I claim that
$$ \| u - \int_{(0,1)} u(x) \, dx \|_{L^{\infty} (0,1)} \leq \| u' \|_{L^1 (0,1)} $$
for every $u \in W^{1,1}(0,1)$ (Here, $(0,1) \subseteq \mathbb{R}$.)
I have checked that
\begin{equation} \| u - \int_{(0,1)} u(x) \, dx \|_{L^{\infty} (0,1)} \leq C \| u' \|_{L^1 (0,1)} \end{equation}
for some constant $C$ by using the Poincaré-Wirtinger inequality.
How can I show that this inequality holds for $C = 1$?

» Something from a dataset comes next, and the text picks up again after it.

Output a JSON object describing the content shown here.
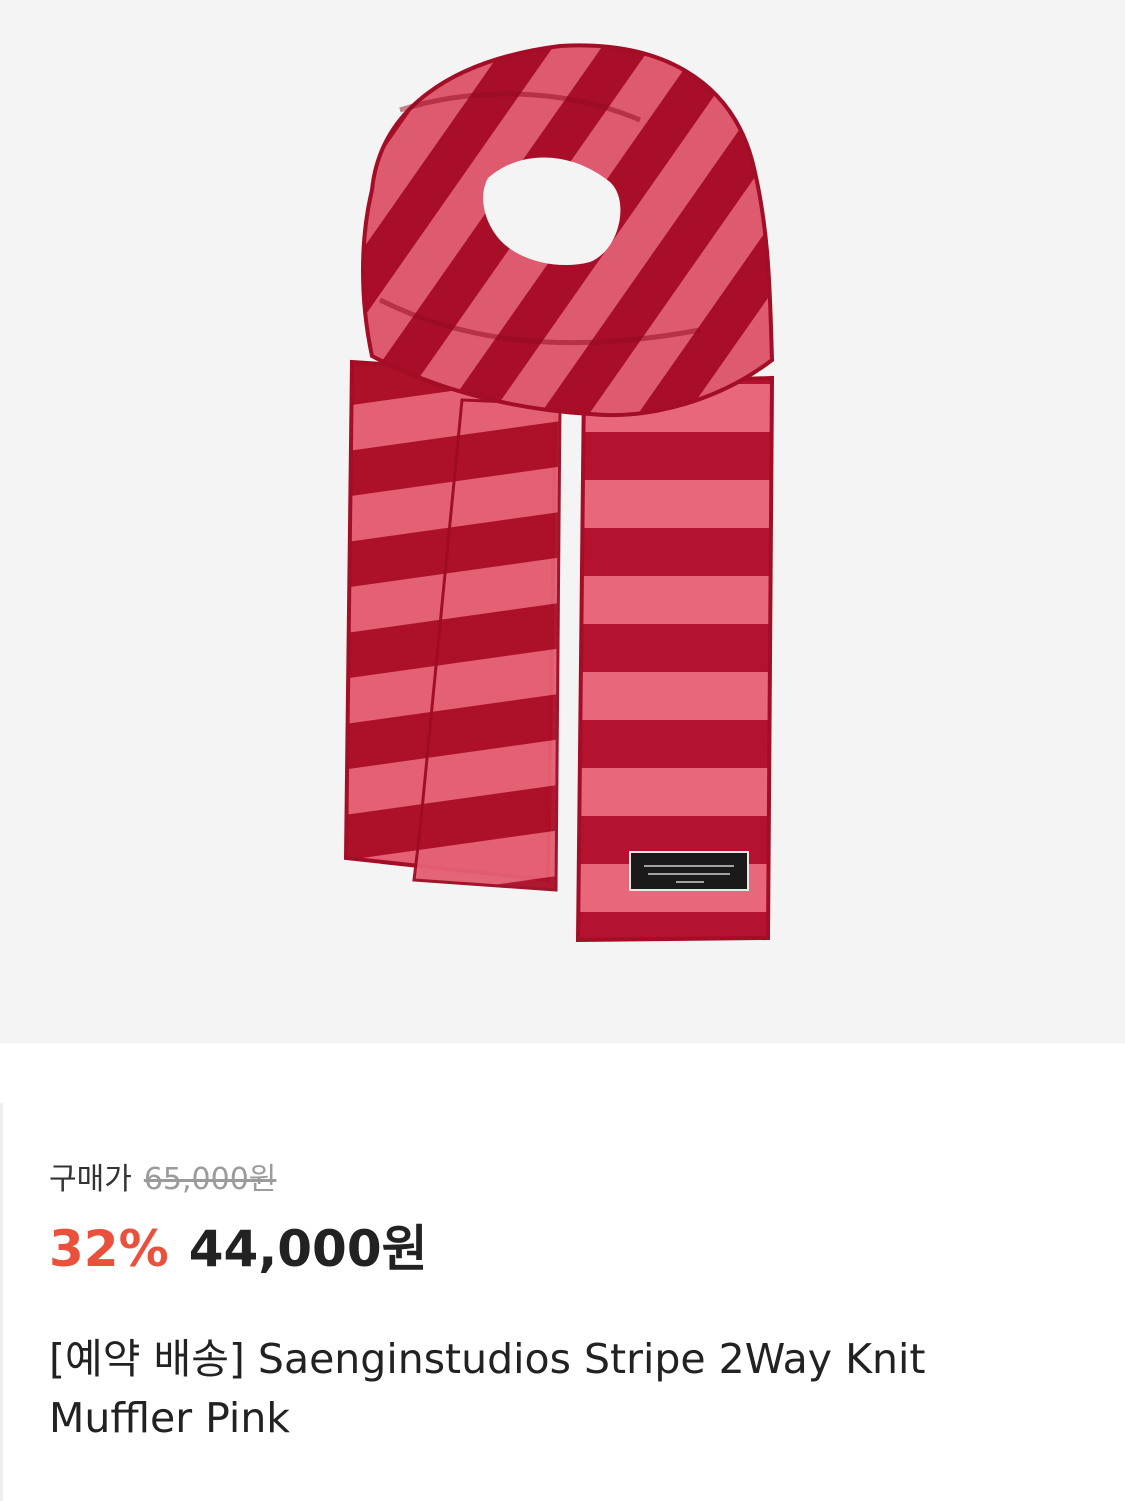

Any help will be appreciated!
We first get the following result formally. $$ \| u - \int_{(0,1)} u(x) \, dx \|_{L^{\infty} (0,1)} =\|\int_{0}^1 u(y)-u(x) dx\|_\infty =\|\int_{0}^1 \int_x^y u'(t) dt dx\|_\infty, $$ which implies $$ \| u - \int_{(0,1)} u(x) \, dx \|_{L^{\infty} (0,1)} \leq \int_0^1\int_0^1 |u'(t)|dt dx=\|u'\|_{L^1(0,1)} $$ The formal computation above also woks for functions in $W^{1,1}$. First, we can use the density argument: We first prove the inequality in $C^1[0,1]$ (by assuming $u\in C^1$) and obtain the general inequality by passing limit, since $C^1[0,1]$ is dense in $W^{1,1}(0,1)$. That is, we choose $\{u_n\}\subset C^1[0,1]$ such that $u_n\to u$ in $W^{1,1}$, and prove that $$ \|u_n-\int_0^1 u'_n(y)dy\|_\infty\leq \|u'_n\|_{L^1(0,1)}, $$ and then passing limit as $n\to\infty$ in both sides, which is valid because $W^{1,1}$ is embedded into $L^\infty$. This argument is standard in the theory of Sobolev space.
The second method is more elementary. We observe that $u\in W^{1,1}(0,1)$ if and only if $u$ is AC and $\frac{d u}{dt}= u'\in L^1$ a.e. More precisely, we have the following result:
By using this result, we first prove that $$ \|\widetilde{u}-\int_0^1 \widetilde{u}(x)dx\|_\infty\leq \|u'\|_{L^{1}}. $$ Then we replace $\widetilde{u}$ by $u$ above, since they are identical almost everywhere.